Quote:
Originally Posted by bookman156
Yes, the Chinese characters plus spaces. Unicode revisions don't matter here [...]. Then the GREP search styles characters in those ranges with a Chinese font.
|
Looking a bit closer, it looks like there's been ~10,000 new CJK characters added to Unicode since then.
(~5,700 in Unicode 8.0 + ~5,000 in Unicode 13.0.)
(And ~4,200 more CJK characters are going to be added in Unicode 15.0, which will be coming out later this year.)
That
\x{} numbers method would fail, if it doesn't cover all those new cases.
Where
\p{Han} would detect all characters, as long as the program understands the latest Unicode.
Quote:
Originally Posted by bookman156
I haven't yet exported an InDesign file with Chinese as EPUB, but the Chinese would have a span name [...]. Not sure if InDesign would put the span around individual characters or phrases.
|
I'm unsure too, but if it's anything like what I've seen, it'll be ugly! lol.
But if you want to make your life easier...
Make sure you
create a Character Style.
You can:
- Give it an easy name, like "chinese".
- Assign it a CJK font.
- Mark as "Chinese" language.
- If exporting to PDF (or HTML), this is very important.
That will make it much easier to convert to clean HTML <span>+classes.

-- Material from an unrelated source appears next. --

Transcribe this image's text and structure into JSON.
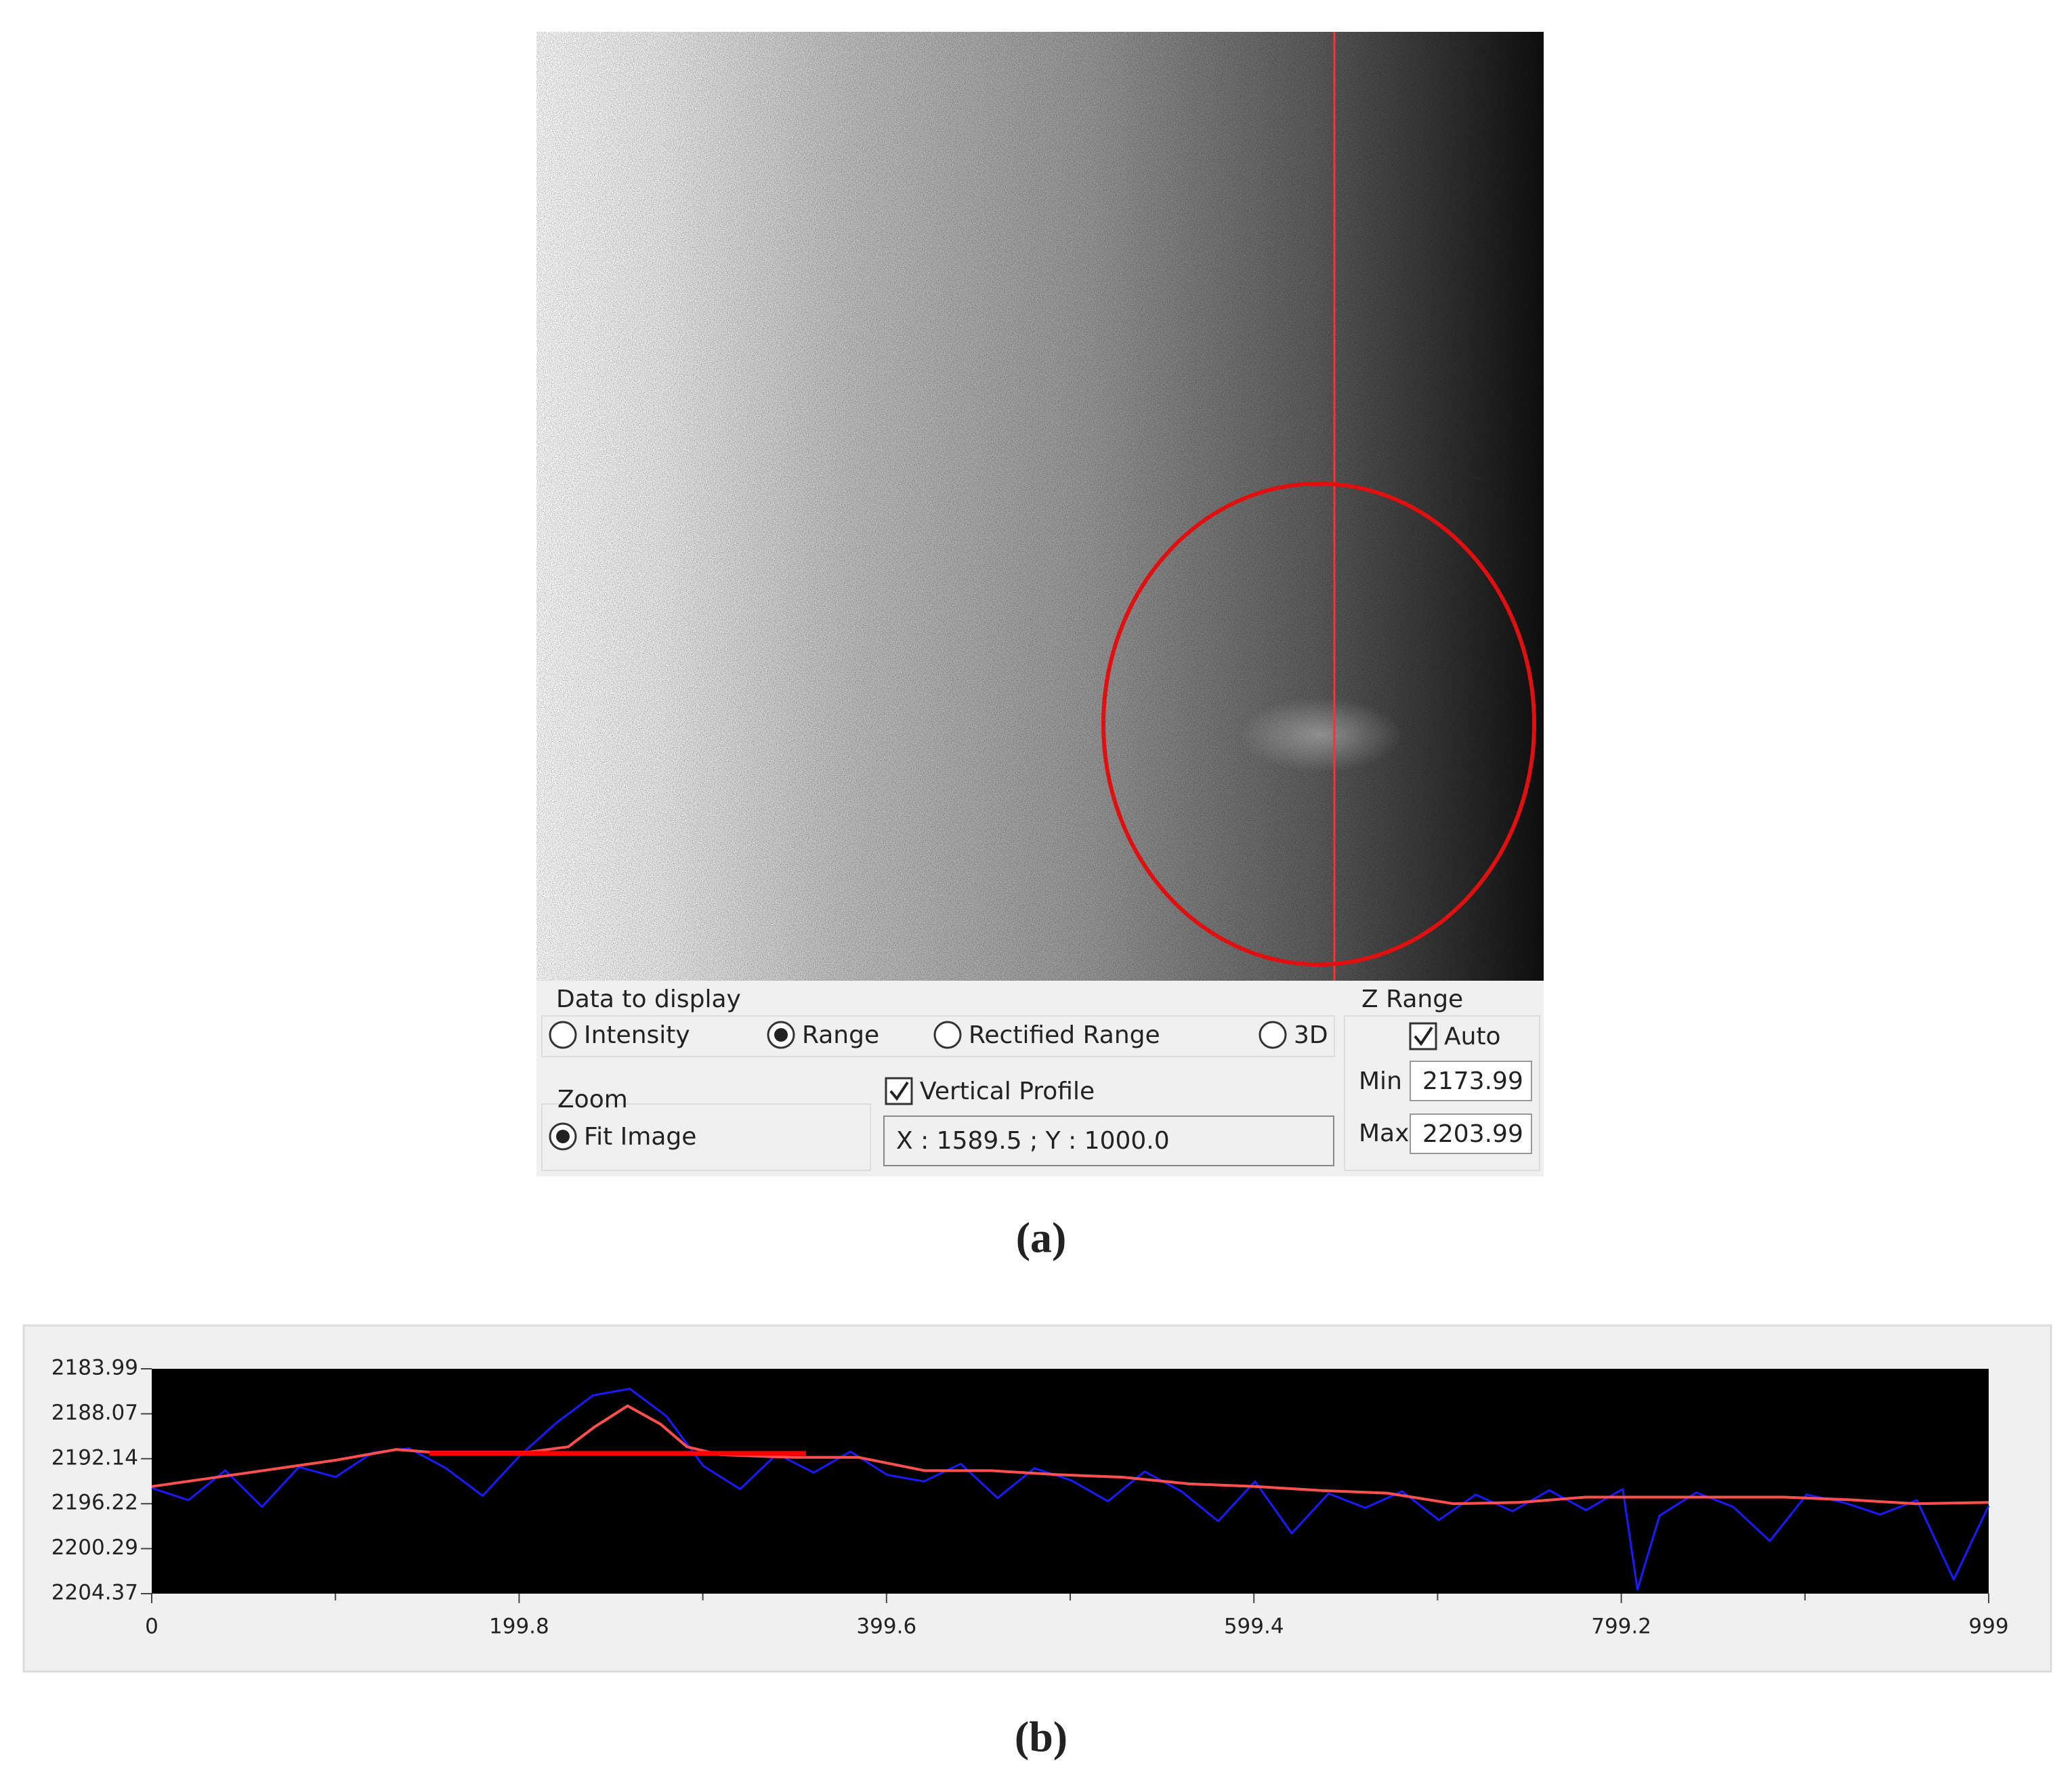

(InDesign also has this great thing called
"Style Mapping" which is an enormous help too... if you use your Styles properly!)
- - - - -
Complete Side Note: One really ugly thing I just learned in Microsoft Word.
If you type a link, like:
Code:
http://www.example.com/
Then come back to it at a later date and add text between:
Code:
http://www.exa123mple.com/
in the internals, Word splits it into 3 chunks:
and points all 3 pieces to the same exact URL.
So instead of this in your HTML:
Code:
<a href="http://www.exa123mple.com/">http://www.exa123mple.com/</a>
you would have this:
Code:
<a href="http://www.exa123mple.com/">http://www.exa</a><a href="http://www.exa123mple.com/">123</a><a href="http://www.exa123mple.com/">mple.com/</a>
(LibreOffice recently fixed this for 7.5.)
I'm betting InDesign has all sorts of mess like that too.
And this could explain some of the real disastrous documents I've gotten, where there are millions of overlapping <span>s which seem to all be the same code.